Jour 8 : Fragile
Je suis assis sur cette chaise depuis quarante-six ans et surveille cette couronne de verre depuis autant de temps. Embauché dans ce musée durant mes études, j'ai été attribué à cette salle pour surveiller les visiteurs, alors que j'étais encore jeune et pimpant. Je n'ai jamais changé de poste.
Autant dire que j'en ai passé des heures à contempler cette pièce maîtresse du lieu : une couronne de trente-cinq centimètres de haut et trente centimètres de diamètre, entièrement soufflé dans du verre de si haute qualité qu'il nous semble contempler du diamant lorsqu'elle est éclairée par une lumière vive. Les formes sont un peu gothiques : il paraît même - tant son ouvrage était d'une grande précision - que la pointe principale sur son avant a percé jusqu'à sang le doigt d'un des historiens travaillant dessus lorsqu'elle a été découverte dans la cave d'une église de campagne du Nord de la France.
Un drôle d'endroit, vraiment.
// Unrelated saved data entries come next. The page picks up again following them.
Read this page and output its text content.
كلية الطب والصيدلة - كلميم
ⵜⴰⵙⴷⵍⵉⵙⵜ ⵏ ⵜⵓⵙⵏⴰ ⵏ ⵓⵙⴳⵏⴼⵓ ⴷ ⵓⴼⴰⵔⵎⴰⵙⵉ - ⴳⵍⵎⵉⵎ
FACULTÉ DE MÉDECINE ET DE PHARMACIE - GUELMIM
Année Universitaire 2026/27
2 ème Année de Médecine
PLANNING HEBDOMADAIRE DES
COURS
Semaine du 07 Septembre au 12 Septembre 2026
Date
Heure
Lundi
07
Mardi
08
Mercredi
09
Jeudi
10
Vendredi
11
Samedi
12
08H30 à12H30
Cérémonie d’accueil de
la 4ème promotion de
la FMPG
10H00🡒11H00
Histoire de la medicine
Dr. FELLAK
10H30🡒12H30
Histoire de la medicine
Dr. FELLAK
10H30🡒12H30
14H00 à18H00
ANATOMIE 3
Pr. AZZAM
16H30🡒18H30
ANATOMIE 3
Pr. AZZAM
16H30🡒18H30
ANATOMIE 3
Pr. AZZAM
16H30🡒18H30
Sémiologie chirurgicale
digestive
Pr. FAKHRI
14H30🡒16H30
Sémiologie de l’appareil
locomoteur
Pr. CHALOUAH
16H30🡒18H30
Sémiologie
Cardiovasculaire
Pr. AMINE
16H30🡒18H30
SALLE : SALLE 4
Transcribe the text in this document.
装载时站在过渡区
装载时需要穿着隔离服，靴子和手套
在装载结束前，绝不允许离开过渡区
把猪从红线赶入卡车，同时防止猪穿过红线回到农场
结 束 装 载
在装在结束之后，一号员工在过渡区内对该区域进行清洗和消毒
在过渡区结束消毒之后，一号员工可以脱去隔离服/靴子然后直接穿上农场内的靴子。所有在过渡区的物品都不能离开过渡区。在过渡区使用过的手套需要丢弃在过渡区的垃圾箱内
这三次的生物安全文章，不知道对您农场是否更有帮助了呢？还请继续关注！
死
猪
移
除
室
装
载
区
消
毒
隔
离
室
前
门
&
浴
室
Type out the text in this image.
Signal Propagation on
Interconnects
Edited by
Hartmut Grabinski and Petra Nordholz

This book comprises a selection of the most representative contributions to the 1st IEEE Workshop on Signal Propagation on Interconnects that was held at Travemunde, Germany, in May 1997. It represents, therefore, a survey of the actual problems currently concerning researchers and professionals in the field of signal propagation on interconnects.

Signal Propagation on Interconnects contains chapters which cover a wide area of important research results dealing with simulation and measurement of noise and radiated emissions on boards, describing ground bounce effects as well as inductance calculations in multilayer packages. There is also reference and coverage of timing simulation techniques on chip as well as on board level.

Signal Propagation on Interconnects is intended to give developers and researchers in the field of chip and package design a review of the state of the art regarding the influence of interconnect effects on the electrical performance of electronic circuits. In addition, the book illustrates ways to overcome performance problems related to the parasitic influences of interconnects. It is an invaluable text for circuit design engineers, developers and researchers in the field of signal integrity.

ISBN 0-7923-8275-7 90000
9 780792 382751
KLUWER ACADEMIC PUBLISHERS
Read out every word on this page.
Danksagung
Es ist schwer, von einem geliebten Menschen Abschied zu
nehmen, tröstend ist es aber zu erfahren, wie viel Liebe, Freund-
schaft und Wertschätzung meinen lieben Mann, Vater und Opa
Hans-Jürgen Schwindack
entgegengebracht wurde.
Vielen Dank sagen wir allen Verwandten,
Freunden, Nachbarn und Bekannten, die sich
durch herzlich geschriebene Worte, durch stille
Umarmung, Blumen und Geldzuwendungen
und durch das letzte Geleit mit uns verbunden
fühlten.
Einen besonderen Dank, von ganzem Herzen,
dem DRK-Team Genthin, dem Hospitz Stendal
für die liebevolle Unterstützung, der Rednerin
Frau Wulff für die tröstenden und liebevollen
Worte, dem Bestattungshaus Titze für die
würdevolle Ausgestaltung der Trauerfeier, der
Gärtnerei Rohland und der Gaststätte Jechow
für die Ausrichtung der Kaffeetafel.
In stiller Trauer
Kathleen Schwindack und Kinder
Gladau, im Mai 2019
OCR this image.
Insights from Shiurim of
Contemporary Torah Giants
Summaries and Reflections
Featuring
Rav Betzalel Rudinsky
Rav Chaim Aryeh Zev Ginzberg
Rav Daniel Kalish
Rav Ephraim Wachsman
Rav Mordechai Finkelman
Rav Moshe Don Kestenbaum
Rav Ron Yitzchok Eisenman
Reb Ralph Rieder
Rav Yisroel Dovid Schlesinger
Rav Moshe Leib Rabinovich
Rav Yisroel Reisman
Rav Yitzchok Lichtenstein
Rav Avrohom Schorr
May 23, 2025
J'y suis déjà allé plusieurs fois, me demandant à chaque fois quel avait pu bien être le destin de cette couronne.
Personne ne sait la dater. Elle avait l'air d'être enfermée dans cette cave depuis plusieurs dizaines de générations, mais la poussière enlevée, elle avait cet éclat, cette beauté, cette finesse et cette puissance des plus grands chef-d'œuvre de cette Terre.
Même ce test chimique pour avoir une approximation de la date n'avait pas été concluant. Cette couronne est un vrai mystère.
Assis sur ma chaise, dans mon coin je regarde les visiteurs, peu nombreux aujourd'hui, flânant autour de la vitrine de plexiglas placée au centre, contenant la curiosité. Personne ne s'intéresse jamais aux autres vitrines de la pièce. Même moi, je ne suis pas au point sur l'histoire de celles-ci.
Les souvenirs de la pire période de ma carrière me reviennent.
C'était il y a une dizaine d'années, et cela en faisait une bonne trentaine que cette salle était mon territoire, déjà.
Une fois, j'avais passé une nuit exécrable. En arrivant au boulot, j'étais sur les nerfs. Sans que cela m'aide, un groupe scolaire venait faire une visite.
Voire cette couronne, fragile, mais avec sa protection en plexiglas, m'avait un peu calmé.
Deux gamins du fond du groupe, qui n'écoutaient pas le guide, s'étaient mis en tête de coller le premier leur chewing-gum dans le dos de l'autre. Ils se tortillaient, se bousculaient et s'approchaient dangereusement de la couronne. Je les ai remis à leur place. Oralement. Deux fois.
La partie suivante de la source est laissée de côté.